Oireachtas Joint and Select Committees

Wednesday, 16 November 2016

Select Committee on the Future of Healthcare

Health Service Reform: Hospital Groups

9:00 am

Dr. Pat Nash:

There was consultation about the hospitals strategy and the Higgins report, but the announcement of it and the roll-out of Saolta group happened within a few months. It was the first group formed in August 2013. There was no time to do the strategic planning to be able to effect that. We are back to what Deputy Naughton highlighted. The Galway hospital site is currently overwhelmed. There is no additional capacity that can be turned on as all beds are open. I agree with Maurice Power that Galway needs a new emergency department but, ultimately, it needs a planned new hospital to be able to serve the six counties of the west and north west.

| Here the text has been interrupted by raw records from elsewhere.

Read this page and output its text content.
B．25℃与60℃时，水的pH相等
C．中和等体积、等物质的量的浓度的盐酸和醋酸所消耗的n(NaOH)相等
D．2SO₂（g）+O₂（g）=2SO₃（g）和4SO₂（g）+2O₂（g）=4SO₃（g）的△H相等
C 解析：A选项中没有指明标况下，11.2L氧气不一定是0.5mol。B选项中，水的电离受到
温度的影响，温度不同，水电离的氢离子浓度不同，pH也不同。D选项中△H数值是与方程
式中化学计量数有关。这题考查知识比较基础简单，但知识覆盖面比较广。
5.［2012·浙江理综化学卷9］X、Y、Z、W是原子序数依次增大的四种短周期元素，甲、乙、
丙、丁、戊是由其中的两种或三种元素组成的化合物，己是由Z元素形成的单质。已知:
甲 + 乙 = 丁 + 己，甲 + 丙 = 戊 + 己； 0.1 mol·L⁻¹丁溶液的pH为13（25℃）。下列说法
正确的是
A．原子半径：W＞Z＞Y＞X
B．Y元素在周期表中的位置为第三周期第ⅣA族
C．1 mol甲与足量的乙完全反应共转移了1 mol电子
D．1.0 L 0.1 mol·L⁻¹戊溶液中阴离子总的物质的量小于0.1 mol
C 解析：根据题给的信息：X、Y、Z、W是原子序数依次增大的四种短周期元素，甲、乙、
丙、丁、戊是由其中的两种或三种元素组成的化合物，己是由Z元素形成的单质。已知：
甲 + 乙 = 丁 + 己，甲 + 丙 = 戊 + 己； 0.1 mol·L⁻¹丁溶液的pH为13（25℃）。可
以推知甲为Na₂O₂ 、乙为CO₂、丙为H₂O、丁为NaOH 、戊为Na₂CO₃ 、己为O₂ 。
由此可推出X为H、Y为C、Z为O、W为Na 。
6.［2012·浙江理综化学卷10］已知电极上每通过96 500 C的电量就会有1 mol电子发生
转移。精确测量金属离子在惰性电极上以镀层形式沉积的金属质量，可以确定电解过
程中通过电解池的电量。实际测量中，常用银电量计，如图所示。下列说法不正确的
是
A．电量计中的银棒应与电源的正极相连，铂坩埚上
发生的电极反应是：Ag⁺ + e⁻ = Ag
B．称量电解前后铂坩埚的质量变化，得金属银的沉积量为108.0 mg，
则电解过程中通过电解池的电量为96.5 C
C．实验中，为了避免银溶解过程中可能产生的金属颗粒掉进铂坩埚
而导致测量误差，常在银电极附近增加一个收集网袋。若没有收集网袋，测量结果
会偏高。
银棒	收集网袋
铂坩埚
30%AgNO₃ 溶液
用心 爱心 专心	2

Integration with the community is a critical issue. Saolta has two community health organisations, CHO one and CHO two. The geographical boundaries are not the same. That is a big issue because we are looking after the same people and patients and we have different accountabilities. Regarding the proper and full integration of services, I fully agree with everybody who says that the key to addressing part of the overcrowding in hospitals is looking at chronic disease and elderly patients. However, that requires integrated governance to be able to manage them because they are separate governance structures. I agree that we need an integrated structure, but I would not necessarily agree to it in the short term. If one tries to move funding from the acute settings to the community without having a single governance, that will have a huge adverse effect on the acute hospital sector.

The other comment was about private ambulance use. Yes, it is a necessity. Given the geography there is a four-hour transfer between Letterkenny and Galway. To transfer a single patient and cardiologist from Letterkenny to Galway for an angiogram requires an ambulance for a full day. From Letterkenny to Galway and back is a four-hour round trip and that happens every day of the week. There is no capacity in the national ambulance service to be able to provide that in a timely fashion so, unfortunately, we end up being dependent on the private ambulance services for the non-emergency but urgent inter-hospital transfers.